The sheer audacity of the Pistols phenomenon stayed with me. So much was made of their image, their DIY sloppiness, their presumed inability to play, that I didn't realize until long, long after the fact just how solid this much-maligned band really was. Sure, Sid Vicious couldn't play bass to save his short life, and Johnny Rotten's abrasive lead vocals were willfully more caterwaul than melody. But underneath all that? Guitarist Steve Jones, drummer Paul Cook, and original bassist Glen Matlock were tight, together.
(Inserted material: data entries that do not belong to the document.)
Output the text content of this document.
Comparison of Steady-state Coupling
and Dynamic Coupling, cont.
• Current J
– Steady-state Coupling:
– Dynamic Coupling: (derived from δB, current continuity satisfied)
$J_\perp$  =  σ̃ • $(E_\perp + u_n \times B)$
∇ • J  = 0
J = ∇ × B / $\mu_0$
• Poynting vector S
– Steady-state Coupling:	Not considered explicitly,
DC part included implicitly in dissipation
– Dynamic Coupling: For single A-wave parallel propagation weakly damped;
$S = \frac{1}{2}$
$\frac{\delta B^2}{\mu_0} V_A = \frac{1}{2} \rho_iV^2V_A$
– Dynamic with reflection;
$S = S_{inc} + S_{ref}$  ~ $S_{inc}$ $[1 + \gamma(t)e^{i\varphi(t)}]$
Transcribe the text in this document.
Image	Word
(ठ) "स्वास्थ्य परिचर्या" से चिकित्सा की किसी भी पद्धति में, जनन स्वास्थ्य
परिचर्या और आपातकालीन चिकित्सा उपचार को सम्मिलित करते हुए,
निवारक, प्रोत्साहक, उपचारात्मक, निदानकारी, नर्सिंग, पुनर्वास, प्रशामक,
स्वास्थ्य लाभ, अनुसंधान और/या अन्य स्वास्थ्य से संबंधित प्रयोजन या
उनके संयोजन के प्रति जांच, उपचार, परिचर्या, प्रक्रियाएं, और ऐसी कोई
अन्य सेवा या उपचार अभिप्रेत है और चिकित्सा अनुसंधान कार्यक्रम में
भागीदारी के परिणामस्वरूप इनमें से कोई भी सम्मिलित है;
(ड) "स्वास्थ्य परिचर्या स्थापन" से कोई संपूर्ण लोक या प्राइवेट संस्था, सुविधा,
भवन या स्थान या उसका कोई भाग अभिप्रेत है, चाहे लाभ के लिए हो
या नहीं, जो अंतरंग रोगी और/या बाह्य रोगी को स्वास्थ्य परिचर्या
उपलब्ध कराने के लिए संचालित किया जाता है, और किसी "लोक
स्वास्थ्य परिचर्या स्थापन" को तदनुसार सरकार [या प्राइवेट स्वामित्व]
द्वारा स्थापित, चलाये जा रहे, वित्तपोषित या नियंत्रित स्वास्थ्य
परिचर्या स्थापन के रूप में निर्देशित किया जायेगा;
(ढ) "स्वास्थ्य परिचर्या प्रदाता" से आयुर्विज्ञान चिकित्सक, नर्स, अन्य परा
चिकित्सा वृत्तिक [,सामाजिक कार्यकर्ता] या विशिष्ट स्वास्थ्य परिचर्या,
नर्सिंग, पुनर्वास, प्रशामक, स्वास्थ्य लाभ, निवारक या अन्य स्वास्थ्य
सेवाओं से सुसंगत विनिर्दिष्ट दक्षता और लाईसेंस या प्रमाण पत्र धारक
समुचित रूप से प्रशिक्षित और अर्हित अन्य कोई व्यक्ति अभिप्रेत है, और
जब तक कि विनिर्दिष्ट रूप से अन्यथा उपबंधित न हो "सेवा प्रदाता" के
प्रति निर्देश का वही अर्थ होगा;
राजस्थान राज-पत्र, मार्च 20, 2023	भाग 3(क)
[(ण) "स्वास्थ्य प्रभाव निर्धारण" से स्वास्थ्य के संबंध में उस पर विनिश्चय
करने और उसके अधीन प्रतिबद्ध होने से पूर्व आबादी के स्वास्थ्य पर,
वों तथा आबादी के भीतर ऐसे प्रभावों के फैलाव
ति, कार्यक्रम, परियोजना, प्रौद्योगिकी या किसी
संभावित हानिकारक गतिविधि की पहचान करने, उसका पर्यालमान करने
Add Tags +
They could play, and they played a basic, invigorating, exciting rock 'n' roll sound that doesn't get the credit it richly deserves. These are terrific records. I wish they'd made more!
But Never Mind The Bollocks was The Sex Pistols' only real album. There was the double-LP collection The Great Rock 'n' Roll Swindle, assembled posthumously and at least as much sod as odd, and there was a terrific bootleg called Spunk, which preserved the Pistols' pre-album demos. For a while, I preferred Spunk to Bollocks, but I've since settled firmly on the side of the official recordings.
Nowadays, my go-to Sex Pistols audio document is Kiss This, an import CD that contains all of Never Mind The Bollocks, the non-LP B-sides ("I Wanna Be Me," "Did You No Wrong,""Satellite," "No Fun"), and a selection of tracks from The Great Rock 'n' Roll Swindle, including the Pistols' cover of The Monkees' "(I'm Not Your) Steppin' Stone" and Sid Vicious' silly deconstruction of "My Way." If it only added Sid's surprisingly amiable version of Eddie Cochran's "Something Else" from The Great Rock 'n' Roll Swindle, Kiss This would be THE perfect Pistols set, but it's close enough.
And, of course, I still have my original LP of Never Mind The Bollocks, Here's The Sex Pistols, a Christmas gift from a girl who would remain my girlfriend for about two more weeks after she gave it to me. No future. No feelings for anybody else, except for myself, my beautiful self. We are the flowers in the dustbin. The poison in your human machine. We're so pretty, oh so pretty. Noise. Glorious. Angry. Cathartic. Music.
Mine. My music. The transcendence of its noise endures. We mean it, man.